If you’ve got gold deposited at the goldsmiths, but want to buy some good, you’d have to go to the goldsmith, withdraw your gold, and trade it to the person who had the good. But suppose you could instead just trade him the reciept? You hand him a piece of paper, and he hands you the goods, because the peice of paper entitles him to go to the goldsmith’s and get the gold himself. And now we can see that this reciept is really the first form of paper money.
But the goldsmith can do some interesting tricks. He doesn’t have to issue reciepts for the exact same gold you deposited, he can instead just promise to give you a certain weight of gold, and it can be any gold, just as long as you get the same weight back you don’t care. And so the goldsmith can issue more reciepts than he has actual gold, he doesn’t have to keep every ounce of gold in the safe, as long as he guarantees to return a certain amount of gold.
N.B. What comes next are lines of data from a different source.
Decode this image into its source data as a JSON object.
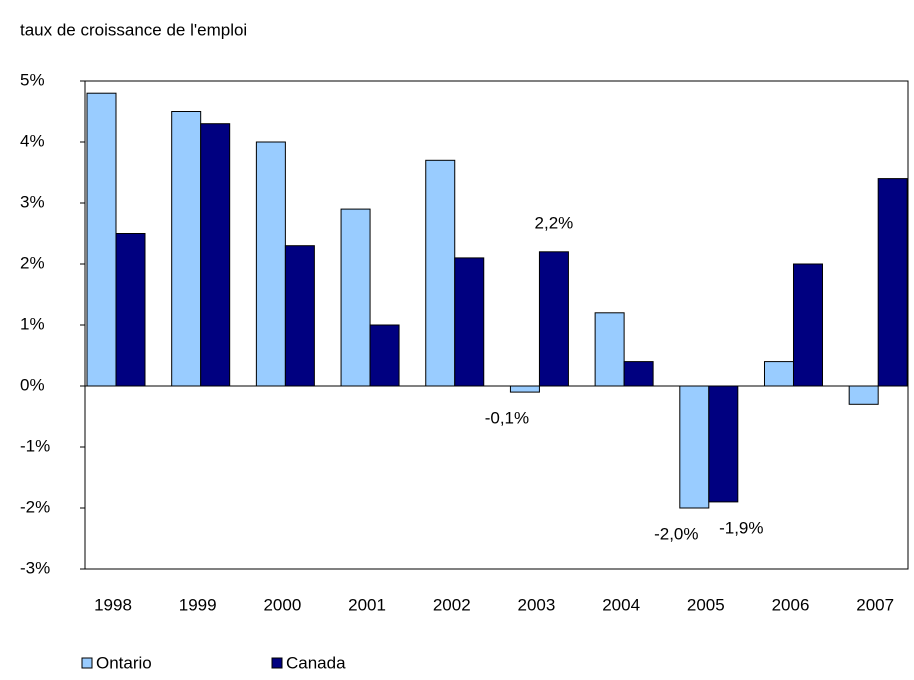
{
  "chart_data": {
    "type": "bar",
    "title": "taux de croissance de l'emploi",
    "categories": [
      "1998",
      "1999",
      "2000",
      "2001",
      "2002",
      "2003",
      "2004",
      "2005",
      "2006",
      "2007"
    ],
    "series": [
      {
        "name": "Ontario",
        "color": "#99ccff",
        "values": [
          4.8,
          4.5,
          4.0,
          2.9,
          3.7,
          -0.1,
          1.2,
          -2.0,
          0.4,
          -0.3
        ],
        "value_labels": [
          null,
          null,
          null,
          null,
          null,
          "-0,1%",
          null,
          "-2,0%",
          null,
          null
        ]
      },
      {
        "name": "Canada",
        "color": "#000080",
        "values": [
          2.5,
          4.3,
          2.3,
          1.0,
          2.1,
          2.2,
          0.4,
          -1.9,
          2.0,
          3.4
        ],
        "value_labels": [
          null,
          null,
          null,
          null,
          null,
          "2,2%",
          null,
          "-1,9%",
          null,
          null
        ]
      }
    ],
    "ylim": [
      -3,
      5
    ],
    "yticks": [
      {
        "value": -3,
        "label": "-3%"
      },
      {
        "value": -2,
        "label": "-2%"
      },
      {
        "value": -1,
        "label": "-1%"
      },
      {
        "value": 0,
        "label": "0%"
      },
      {
        "value": 1,
        "label": "1%"
      },
      {
        "value": 2,
        "label": "2%"
      },
      {
        "value": 3,
        "label": "3%"
      },
      {
        "value": 4,
        "label": "4%"
      },
      {
        "value": 5,
        "label": "5%"
      }
    ],
    "grid": false,
    "legend": "bottom"
  }
}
And so the goldsmith isn’t really a goldsmith anymore, but is now a banker. He can issue paper reciepts that entitle people to a certain amount of gold, and it doesn’t matter how much gold he actually has, as long as he’s able to pay back anyone who wants the actual gold. Most early paper currencies were of this type. The British Pound was a receipt for a literal pound of silver.
But of course we see the possibility for mischief. If the banker goldsmith issues lots of notes, and suddenly everyone wants their gold and silver, then he’s in trouble because he doesn’t have it all in the vault. And of course, governments decide to get in on the game rather than leaving it to bankers. Goverments have been issuing gold and silver ingots, but now they start issuing paper money. And this is the “gold standard”. But then someone notices something interesting. Nobody actually wants the gold, they just want to be able to trade easily. You can have fractional reserves, where only a small amount of gold is available for redemption. And this reserve can get smaller and smaller. But what if the reserve is zero? Why should that make any difference?
And so we trade pieces of paper that do not represent a promise by the government to redeem for a certain weight of precious metal. All it represents is a promise that you can pay your taxes and debts with this piece of paper. And no one cares, because no one wanted the gold anyway, gold was just a proxy. So now we have fiat currency.
And of course, it doesn’t stop there. How often do you use paper money? I get paid electronically through direct deposit from my employer to my bank account. And I pay my bills electronically through a credit card, and transfer the amount from my bank account to the credit card company every month. No actual worthless paper has changed hands, all that changes is the number written on some bank’s computer memory. And so we have the ultimate form of money, electronic money that isn’t represented by anything, not even a piece of paper. Just try buying a house or a car or anything important by bringing in a wheelbarrow full of paper money, the mortgage company will look at you like you tried to bring in a truck full of chickens to barter for your house.